Sawicki: Idą tam, żeby pokazała ich kamera
W związku z bardzo trudną sytuacją na polsko-białoruskiej granicy minister obrony narodowej Mariusz Błaszczak zdecydował o budowie ogrodzenia. W piątek gotowych było już 6 km płotu. W niedzielę w pobliżu miejscowości Szymaki na granicy pojawiła się grupa kilkunastu osób. Z doniesień mediów i opublikowanych na portalach społecznościowych zdjęć wynika, że przecięli oni druty w zasiekach.
Na happeningi pod granicą zareagował dziś z poranku Siódma9 Marek Sawicki z PSL.
– Po co ci politycy tam idą? Po to, by pokazała ich kamera, a nie po to, by rozwiązać problem. Od rozwiązania problemu jest rząd, ministrowie i niech oni się tym zajmą. A jak politycy chcą robić happeningi, to niech robią je w innych miejscach np. przed Sejmem, a nie przy granicy – stwierdził.
Sawicki: Coś mi tu brzydko pachnie
Zdaniem polityka PSL, to wszystko źle wpływa na wizerunek Polski.
– To, że mamy do czynienia z atakiem przygotowanym przez Białoruś to jedno, ale po drugie, jeśli wobec takich ataków państwo polskie jest bezradne, to pytanie, co by było, gdyby było. To mnie martwi. Jeśli moje państwo w sierpniu stwierdziło, że mieliśmy ponad 3000 prób nielegalnego przekroczenia granicy, z czego ponad tysiąc udanych, a ponad 900 uchodźców jest w ośrodkach i z nimi sobie poradziło, to nie rozumiem, czemu państwo nie jest w stanie zadbać o tych 32 i skończyć tę śmieszną sprawę – ocenił.
– Jeśli ta sama Polska wpuściła ponad 900 osób i umieściła w ośrodkach, to wpuściła, czy nie?
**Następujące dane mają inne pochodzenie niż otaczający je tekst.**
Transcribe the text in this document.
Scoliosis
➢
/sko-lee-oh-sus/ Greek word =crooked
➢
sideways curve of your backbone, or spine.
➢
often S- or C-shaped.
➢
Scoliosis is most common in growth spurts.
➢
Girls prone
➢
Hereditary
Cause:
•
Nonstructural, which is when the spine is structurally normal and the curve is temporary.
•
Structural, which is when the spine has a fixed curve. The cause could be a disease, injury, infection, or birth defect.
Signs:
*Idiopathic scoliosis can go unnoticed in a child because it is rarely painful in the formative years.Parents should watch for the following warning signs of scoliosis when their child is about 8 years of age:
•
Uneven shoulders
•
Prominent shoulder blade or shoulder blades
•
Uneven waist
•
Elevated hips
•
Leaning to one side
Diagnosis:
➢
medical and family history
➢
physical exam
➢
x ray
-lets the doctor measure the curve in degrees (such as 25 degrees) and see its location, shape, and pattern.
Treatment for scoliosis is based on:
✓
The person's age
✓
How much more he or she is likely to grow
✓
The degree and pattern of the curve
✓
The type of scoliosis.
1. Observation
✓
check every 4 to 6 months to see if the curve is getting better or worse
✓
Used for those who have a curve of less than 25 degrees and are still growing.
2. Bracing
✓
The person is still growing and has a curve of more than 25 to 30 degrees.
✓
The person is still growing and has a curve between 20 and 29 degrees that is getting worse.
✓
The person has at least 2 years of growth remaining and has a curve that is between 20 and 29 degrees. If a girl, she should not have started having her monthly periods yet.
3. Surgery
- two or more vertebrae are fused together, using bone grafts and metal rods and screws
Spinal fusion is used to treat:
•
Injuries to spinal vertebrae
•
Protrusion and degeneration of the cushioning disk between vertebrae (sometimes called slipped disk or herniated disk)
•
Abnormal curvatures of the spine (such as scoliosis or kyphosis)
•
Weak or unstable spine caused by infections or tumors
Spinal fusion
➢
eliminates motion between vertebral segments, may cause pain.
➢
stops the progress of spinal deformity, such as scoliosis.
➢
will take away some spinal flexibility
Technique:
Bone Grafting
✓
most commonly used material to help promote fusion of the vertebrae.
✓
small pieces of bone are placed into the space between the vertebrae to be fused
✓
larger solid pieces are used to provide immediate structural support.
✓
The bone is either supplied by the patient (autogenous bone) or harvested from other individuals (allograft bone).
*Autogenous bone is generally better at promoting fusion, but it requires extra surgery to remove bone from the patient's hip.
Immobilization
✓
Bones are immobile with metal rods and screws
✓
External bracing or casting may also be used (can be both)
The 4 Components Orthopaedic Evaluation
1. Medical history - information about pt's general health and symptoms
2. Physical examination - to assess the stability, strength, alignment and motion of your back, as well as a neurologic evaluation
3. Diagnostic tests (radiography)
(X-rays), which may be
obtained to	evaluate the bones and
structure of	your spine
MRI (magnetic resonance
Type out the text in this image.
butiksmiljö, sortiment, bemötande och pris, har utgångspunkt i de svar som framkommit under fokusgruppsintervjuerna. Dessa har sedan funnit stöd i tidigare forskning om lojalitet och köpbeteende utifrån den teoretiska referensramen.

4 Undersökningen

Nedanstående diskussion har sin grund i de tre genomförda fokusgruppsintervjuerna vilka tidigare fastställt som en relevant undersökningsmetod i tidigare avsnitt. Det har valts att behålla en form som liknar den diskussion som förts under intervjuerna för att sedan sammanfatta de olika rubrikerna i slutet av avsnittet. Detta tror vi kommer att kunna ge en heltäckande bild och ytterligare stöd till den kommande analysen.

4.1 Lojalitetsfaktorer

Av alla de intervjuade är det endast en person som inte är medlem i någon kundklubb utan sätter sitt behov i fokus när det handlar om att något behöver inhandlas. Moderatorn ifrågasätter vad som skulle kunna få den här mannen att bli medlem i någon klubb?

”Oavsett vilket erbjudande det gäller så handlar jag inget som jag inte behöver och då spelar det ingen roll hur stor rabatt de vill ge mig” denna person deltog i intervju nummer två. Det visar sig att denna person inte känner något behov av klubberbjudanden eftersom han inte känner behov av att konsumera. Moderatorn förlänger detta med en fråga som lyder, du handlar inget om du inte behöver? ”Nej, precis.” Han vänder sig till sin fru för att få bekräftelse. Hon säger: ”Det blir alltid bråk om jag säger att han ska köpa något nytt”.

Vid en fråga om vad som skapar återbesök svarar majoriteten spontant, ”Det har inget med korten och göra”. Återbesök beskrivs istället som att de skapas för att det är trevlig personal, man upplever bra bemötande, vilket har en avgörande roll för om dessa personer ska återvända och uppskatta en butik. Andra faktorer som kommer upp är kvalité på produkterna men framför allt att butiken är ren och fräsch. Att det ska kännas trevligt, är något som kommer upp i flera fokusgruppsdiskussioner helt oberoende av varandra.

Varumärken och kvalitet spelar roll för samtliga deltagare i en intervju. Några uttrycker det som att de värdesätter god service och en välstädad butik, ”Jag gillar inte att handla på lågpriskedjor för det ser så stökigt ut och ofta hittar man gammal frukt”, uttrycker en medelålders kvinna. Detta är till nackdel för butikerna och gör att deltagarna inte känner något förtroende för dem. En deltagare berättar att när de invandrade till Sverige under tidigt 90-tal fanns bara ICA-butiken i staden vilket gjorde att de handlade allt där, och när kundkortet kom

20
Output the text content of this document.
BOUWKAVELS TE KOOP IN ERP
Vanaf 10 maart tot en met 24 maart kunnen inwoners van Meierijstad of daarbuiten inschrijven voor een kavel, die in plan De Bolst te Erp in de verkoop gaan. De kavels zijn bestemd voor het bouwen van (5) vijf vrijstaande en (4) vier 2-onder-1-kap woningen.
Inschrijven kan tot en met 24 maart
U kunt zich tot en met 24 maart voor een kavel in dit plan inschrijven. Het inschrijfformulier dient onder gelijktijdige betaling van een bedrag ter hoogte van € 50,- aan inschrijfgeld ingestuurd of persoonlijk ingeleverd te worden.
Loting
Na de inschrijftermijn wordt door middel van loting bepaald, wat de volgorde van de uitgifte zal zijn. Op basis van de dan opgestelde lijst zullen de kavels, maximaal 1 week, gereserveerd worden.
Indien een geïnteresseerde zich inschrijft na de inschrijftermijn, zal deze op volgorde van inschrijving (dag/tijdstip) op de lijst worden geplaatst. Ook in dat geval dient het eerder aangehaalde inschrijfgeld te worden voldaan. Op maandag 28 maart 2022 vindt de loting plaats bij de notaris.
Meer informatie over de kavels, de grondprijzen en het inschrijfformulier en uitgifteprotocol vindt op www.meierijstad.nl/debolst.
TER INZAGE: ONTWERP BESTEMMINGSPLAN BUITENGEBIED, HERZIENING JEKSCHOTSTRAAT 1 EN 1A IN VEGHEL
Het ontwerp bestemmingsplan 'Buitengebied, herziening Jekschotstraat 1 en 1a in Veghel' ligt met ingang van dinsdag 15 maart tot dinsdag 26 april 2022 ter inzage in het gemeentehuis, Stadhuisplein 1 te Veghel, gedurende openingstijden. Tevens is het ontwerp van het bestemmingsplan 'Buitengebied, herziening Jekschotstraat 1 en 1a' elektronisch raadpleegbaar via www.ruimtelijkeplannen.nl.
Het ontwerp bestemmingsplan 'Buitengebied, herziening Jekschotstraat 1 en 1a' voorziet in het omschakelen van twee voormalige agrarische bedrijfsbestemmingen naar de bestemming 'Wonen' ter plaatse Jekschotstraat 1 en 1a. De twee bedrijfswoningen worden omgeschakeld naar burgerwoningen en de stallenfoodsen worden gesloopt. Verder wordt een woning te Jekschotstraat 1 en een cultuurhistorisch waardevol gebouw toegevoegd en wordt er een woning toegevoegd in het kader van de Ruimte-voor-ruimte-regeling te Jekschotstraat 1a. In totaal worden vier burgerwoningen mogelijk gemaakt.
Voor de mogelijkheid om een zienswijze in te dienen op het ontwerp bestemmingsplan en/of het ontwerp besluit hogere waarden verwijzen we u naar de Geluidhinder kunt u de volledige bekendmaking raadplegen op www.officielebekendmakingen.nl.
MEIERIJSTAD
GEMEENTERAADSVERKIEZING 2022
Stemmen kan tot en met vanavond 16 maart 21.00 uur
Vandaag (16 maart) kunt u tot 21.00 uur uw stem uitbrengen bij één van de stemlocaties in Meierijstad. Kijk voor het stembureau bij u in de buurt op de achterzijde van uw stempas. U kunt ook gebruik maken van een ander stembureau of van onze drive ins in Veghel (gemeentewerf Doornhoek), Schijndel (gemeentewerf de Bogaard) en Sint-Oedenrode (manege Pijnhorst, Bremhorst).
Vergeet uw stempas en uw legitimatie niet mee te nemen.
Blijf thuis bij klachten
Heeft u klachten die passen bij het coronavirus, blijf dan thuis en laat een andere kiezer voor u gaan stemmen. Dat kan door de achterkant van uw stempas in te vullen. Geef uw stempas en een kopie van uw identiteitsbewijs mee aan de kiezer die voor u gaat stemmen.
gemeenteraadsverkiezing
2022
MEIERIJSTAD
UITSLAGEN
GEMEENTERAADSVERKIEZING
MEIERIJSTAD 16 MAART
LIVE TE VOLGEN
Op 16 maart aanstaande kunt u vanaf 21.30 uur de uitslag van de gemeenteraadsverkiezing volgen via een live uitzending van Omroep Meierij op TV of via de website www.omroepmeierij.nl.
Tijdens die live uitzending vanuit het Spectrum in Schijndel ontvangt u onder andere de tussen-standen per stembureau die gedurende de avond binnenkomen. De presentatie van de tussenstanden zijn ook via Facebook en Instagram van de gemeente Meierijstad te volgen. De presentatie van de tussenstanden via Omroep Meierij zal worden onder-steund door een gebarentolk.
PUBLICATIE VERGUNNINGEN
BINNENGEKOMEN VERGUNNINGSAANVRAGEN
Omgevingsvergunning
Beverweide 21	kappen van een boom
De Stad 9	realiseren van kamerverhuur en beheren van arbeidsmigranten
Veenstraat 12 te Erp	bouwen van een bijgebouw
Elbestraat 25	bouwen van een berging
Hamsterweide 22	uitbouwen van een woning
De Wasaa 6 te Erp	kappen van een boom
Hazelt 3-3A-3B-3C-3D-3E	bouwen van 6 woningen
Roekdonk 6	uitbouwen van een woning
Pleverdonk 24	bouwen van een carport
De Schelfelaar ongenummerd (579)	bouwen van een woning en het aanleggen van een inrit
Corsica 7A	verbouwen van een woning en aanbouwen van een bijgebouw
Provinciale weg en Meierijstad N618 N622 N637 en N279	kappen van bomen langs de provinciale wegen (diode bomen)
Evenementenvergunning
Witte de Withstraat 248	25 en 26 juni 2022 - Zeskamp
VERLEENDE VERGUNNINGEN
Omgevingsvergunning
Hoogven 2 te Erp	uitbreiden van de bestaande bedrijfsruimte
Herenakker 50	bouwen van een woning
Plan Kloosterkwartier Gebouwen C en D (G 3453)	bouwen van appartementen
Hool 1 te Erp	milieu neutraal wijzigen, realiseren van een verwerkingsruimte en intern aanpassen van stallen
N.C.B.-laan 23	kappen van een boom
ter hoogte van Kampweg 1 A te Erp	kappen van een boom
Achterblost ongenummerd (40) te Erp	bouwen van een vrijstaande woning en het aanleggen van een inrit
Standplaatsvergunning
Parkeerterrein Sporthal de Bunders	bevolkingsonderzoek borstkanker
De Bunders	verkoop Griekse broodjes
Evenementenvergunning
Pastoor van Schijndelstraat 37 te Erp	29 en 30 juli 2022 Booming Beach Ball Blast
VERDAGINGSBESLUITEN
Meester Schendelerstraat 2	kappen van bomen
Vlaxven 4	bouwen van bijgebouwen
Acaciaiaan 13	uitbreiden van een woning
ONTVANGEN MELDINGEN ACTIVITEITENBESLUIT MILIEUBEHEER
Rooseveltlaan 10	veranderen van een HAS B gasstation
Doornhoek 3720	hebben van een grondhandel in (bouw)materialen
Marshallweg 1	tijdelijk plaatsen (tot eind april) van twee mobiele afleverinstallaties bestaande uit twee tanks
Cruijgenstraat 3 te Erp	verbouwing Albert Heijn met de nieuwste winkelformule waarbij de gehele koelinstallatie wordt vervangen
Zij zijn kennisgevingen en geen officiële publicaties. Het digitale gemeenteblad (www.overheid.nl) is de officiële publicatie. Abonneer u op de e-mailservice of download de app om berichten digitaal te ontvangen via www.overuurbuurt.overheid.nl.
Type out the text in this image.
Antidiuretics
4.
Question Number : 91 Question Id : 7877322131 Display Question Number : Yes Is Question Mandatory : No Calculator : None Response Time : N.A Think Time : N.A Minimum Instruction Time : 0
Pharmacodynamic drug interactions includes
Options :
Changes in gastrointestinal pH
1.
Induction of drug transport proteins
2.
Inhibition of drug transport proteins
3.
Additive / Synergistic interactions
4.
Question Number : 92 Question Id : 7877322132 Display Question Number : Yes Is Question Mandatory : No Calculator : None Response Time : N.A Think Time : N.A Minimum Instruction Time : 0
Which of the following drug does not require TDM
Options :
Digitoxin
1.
Jeśli w latach 2016-2019 nielegalnie granicę przekroczyło ponad 25 tys., to wpuściła, czy nie? Czy za tym poszła fala uchodźców, przywożonych ludzików, czy nie? Jeśli państwo potrafiło sobie poradzić z przyjęciem w 2019 roku ponad 40 tys. imigrantów zarobkowych, których nie widzę i nie zawracają mi gitary, to powiem, że państwo sobie tym bardziej poradzi z 32 osobami. Coś mi tu brzydko pachnie – stwierdził poseł PSL.
"Chcę żyć bezpiecznie"
Parlamentarzysta przyznał, że oczekuje od rządu skutecznej ochrony granicy.
– Mieszkam na wsi 60 kilometrów od granicy z Białorusią. Chcę żyć bezpiecznie. Na razie nie widziałem tabunów uchodźców, więc mniemam, że rząd sobie radzi. Nie rozumiem, czemu rząd nie potrafi zagospodarować tych 32 osób – powiedział.
– Jeśli mówi się społeczeństwu i opozycji, że jest wojna hybrydowa, to wtedy prezydent zwołuje Radę Bezpieczeństwa Narodowego, wicepremier ds. bezpieczeństwa nie leży z kotem na urlopie, tylko pracuje i zwołuje się nadzwyczajne posiedzenie Sejmu oraz informuje opozycję na tyle, na ile to możliwe. Jeśli prezydent i premier są na urlopie, to uważam, że nie ma wojny hybrydowej. Straż Graniczna sobie świetnie radzi. Skoro tak, to uważam, że wszystko jest ok, tylko mamy medialną zadymę, zupełnie niepotrzebną – dodał.